The Challenges of Paying for Cancer Care Will Only Get Worse
Boston, MA—The issues surrounding the cost of cancer care are large and looming in today’s healthcare landscape, but these problems are nothing compared to what is coming, according to Amitabh Chandra, PhD, Director of Health Policy Research, Harvard Kennedy School of Government, Cambridge, MA, who spoke at the War on Cancer forum organized by The Economist.
Study the Pipeline
“If we think we are going to have problems or challenges in how we pay for cancer care today, today’s problems are going to be mosquito bites relative to the challenges that await us in the future,” he said.
According to IMS Health data presented by Dr Chandra, approximately 6020 therapies are being researched by large biopharmaceutical companies; of these, 50% are in preclinical stages and approximately 450 of them are currently in clinical trials. More than 25% of these agents are for cancer, and most tend to be for biologics. If we know what is coming, we should begin to prepare now, Dr Chandra advised attendees.
He hopes that oncologists will learn from the missteps surrounding the launch of the hepatitis C drug sofosbuvir (Sovaldi).
“Many people knew that the drug was about to launch, but the 50 state Medicaid directors kind of had their heads in the sand about the launch,” Dr Chandra said. This had a major impact on budgets that had been determined before the release of the drug and did not take into consideration the high cost of the new treatment.

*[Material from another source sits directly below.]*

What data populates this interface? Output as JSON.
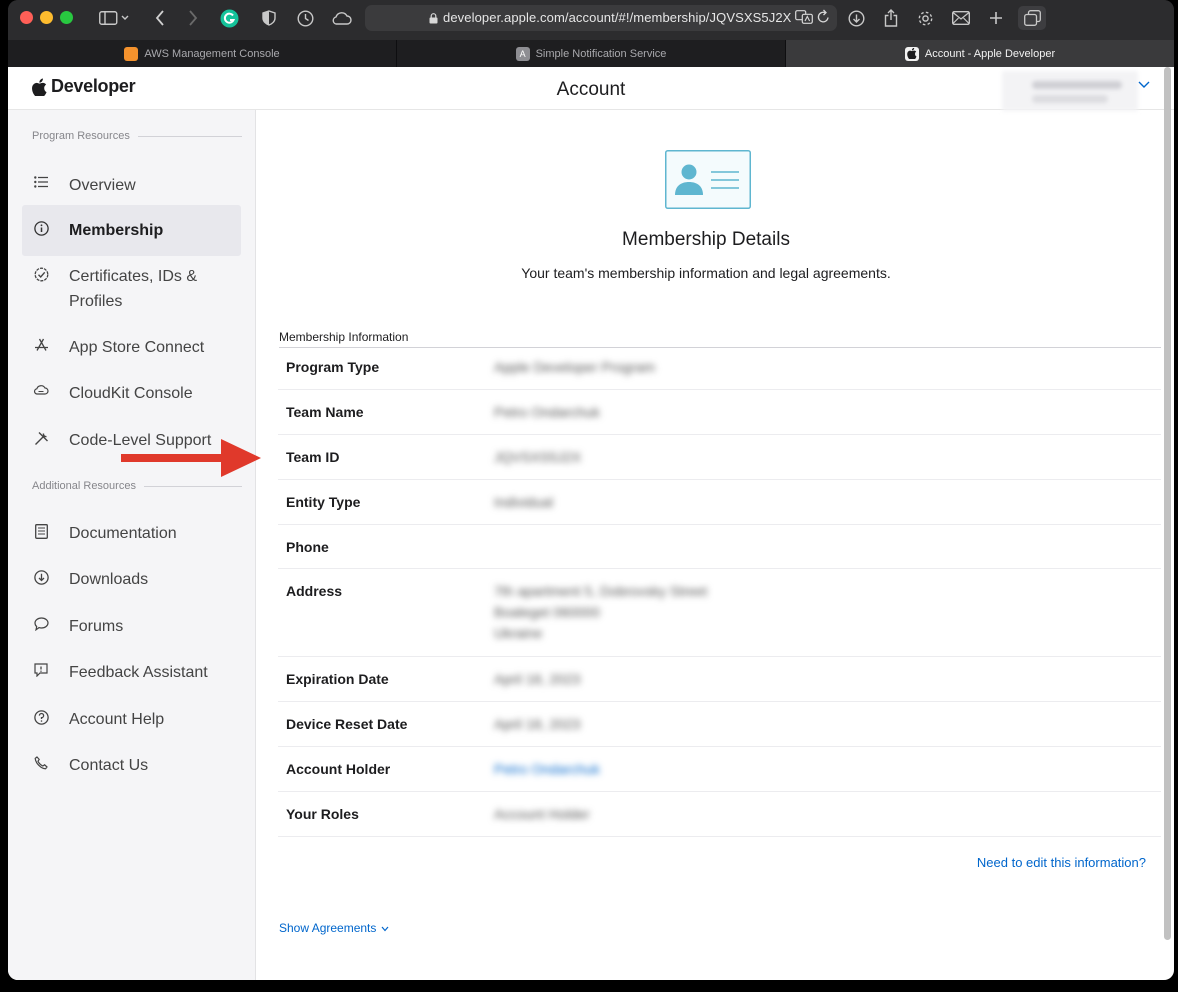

“We shouldn’t wait for the future. We should look into the pipeline and get some sense of what these drugs look like, and what they do,” Dr Chandra advised.
Looking ahead, the expected arrival rate of combination therapies and immuno-oncology agents will increase, and we should begin to prepare now, he added.

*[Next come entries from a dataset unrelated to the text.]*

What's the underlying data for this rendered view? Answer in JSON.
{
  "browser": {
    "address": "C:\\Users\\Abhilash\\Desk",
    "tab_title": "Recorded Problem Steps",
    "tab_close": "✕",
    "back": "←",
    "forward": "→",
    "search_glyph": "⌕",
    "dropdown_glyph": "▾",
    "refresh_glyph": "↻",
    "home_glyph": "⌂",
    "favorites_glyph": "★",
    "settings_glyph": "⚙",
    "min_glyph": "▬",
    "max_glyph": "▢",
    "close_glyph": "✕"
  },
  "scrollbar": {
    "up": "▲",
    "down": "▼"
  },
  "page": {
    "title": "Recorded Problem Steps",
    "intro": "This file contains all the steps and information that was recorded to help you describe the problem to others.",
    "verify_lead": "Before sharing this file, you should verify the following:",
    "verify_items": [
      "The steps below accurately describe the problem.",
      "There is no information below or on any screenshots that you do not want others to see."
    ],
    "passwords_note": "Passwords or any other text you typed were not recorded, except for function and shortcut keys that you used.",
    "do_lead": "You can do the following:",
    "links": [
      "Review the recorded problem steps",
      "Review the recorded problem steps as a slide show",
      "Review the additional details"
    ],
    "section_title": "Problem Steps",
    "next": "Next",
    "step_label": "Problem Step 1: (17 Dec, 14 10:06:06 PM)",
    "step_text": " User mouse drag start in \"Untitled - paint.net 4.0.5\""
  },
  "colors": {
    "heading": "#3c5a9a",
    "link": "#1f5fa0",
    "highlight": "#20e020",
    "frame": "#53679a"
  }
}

Expect More Combination Therapies and Immunotherapies
“Right now in 2016 were saying ‘Boy, we’re having a really hard time making sense of this incredibly crowded immunotherapy space,’ and we’ve got something like 15 new immunotherapy agents,” Dr Chandra said. “In 5 years we’re going to be seeing something like 34 of these combination therapies and immuno-oncology agents hitting the market place,” he emphasized.
“Even if we figure out how to pay for these drugs, the great cancer centers in the United States and the oncologists who work within them are going to have to make sense of which drug is right for which patient, which is quite different than figuring out how we pay for these drugs,” he continued.

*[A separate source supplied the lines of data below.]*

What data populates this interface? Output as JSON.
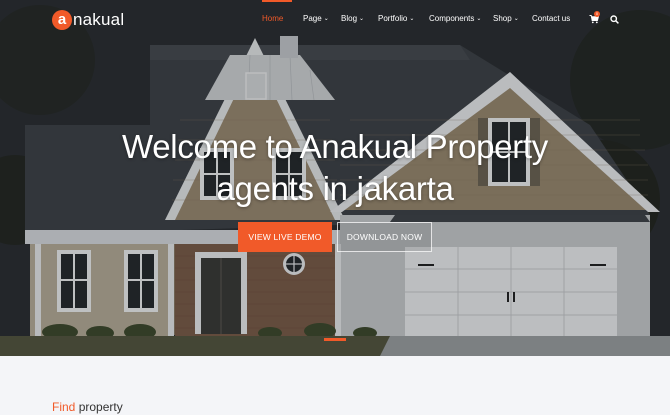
{
  "brand": {
    "logo_letter": "a",
    "logo_rest": "nakual",
    "accent": "#f15a29"
  },
  "nav": {
    "items": [
      {
        "label": "Home",
        "has_menu": false,
        "active": true
      },
      {
        "label": "Page",
        "has_menu": true
      },
      {
        "label": "Blog",
        "has_menu": true
      },
      {
        "label": "Portfolio",
        "has_menu": true
      },
      {
        "label": "Components",
        "has_menu": true
      },
      {
        "label": "Shop",
        "has_menu": true
      },
      {
        "label": "Contact us",
        "has_menu": false
      }
    ],
    "cart_icon": "cart-icon",
    "cart_count": "0",
    "search_icon": "search-icon"
  },
  "hero": {
    "headline_line1": "Welcome to Anakual Property",
    "headline_line2": "agents in jakarta",
    "primary_button": "VIEW LIVE DEMO",
    "secondary_button": "DOWNLOAD NOW"
  },
  "section": {
    "title_accent": "Find",
    "title_rest": "property"
  }
}
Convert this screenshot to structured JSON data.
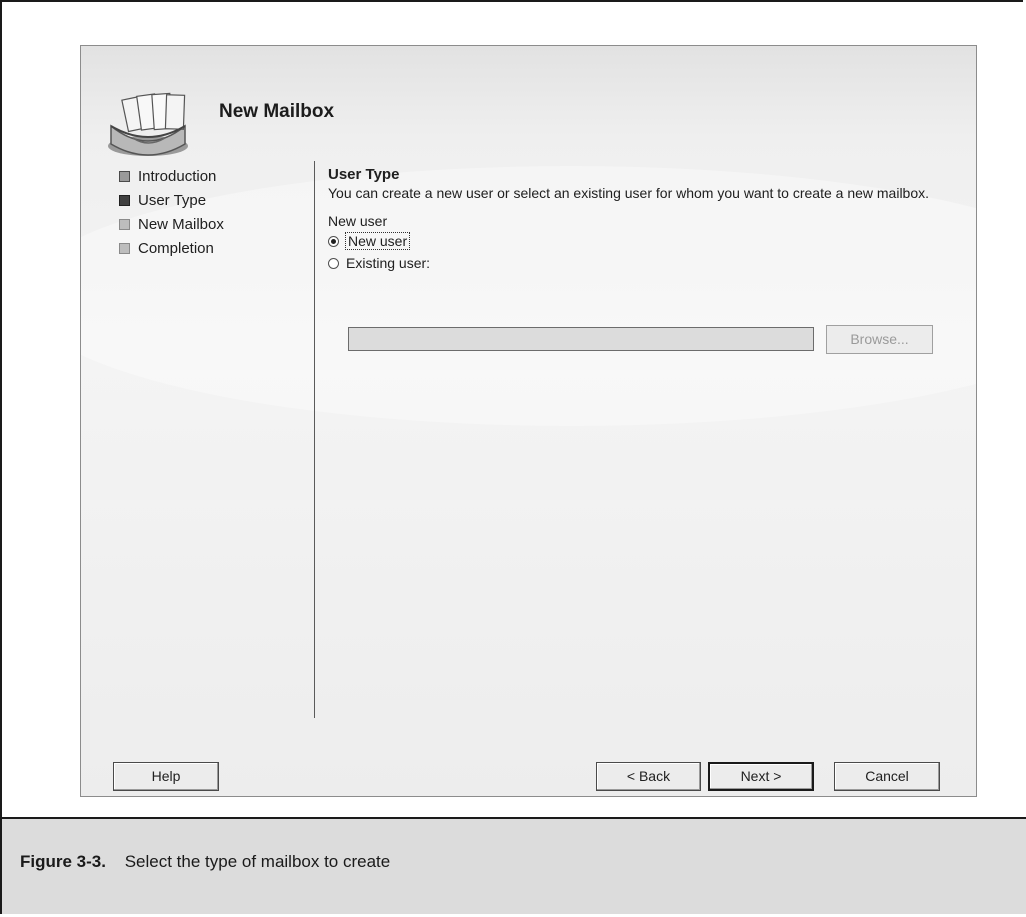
{
  "dialog": {
    "title": "New Mailbox",
    "icon": "mailbox-wizard-icon"
  },
  "nav": {
    "items": [
      {
        "label": "Introduction",
        "state": "done"
      },
      {
        "label": "User Type",
        "state": "current"
      },
      {
        "label": "New Mailbox",
        "state": "pending"
      },
      {
        "label": "Completion",
        "state": "pending"
      }
    ]
  },
  "content": {
    "section_title": "User Type",
    "description": "You can create a new user or select an existing user for whom you want to create a new mailbox.",
    "group_label": "New user",
    "radio_new_user": {
      "label": "New user",
      "checked": true
    },
    "radio_existing_user": {
      "label": "Existing user:",
      "checked": false
    },
    "existing_user_value": "",
    "browse_label": "Browse..."
  },
  "buttons": {
    "help": "Help",
    "back": "< Back",
    "next": "Next >",
    "cancel": "Cancel"
  },
  "caption": {
    "figure_label": "Figure 3-3.",
    "text": "Select the type of mailbox to create"
  }
}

Dr Chandra suggested the creation of physician export systems that will figure out which drugs are the right choice for specific patient groups.
Don’t Wait for the Future
In addition to new technology, Dr Chandra highlighted several areas he believes the industry should focus on now to prepare for future changes, including:
As more biosimilars are coming to the market, the potential for cost-savings is great
- Medicare Part B payment reform
Dr Chandra thinks it is a terrible idea that oncologists are “paid a tip” for prescribing drugs, and Medicare Part B payment reform has the potential to change prescribing incentives
- Innovative pricing
The idea of drug mortgages and spreading risk over time and across more people should be explored
- Bundled payments
These have the potential to eliminate wasted inefficiency by reducing the number of unneeded surgeries and procedures
- Physician-led programs
Programs developed and backed by physicians are going to succeed more quickly than government-led programs.
Indication-based pricing also has the potential to affect healthcare costs in the future, Dr Chandra said, especially as precision medicine options continue to emerge.
“There’s a huge opportunity for this in a world where we have more precision medicine. If you know that a drug works better in a particular mutation then you can charge more, and charge less for the patients who don’t have that mutation,” he pointed out.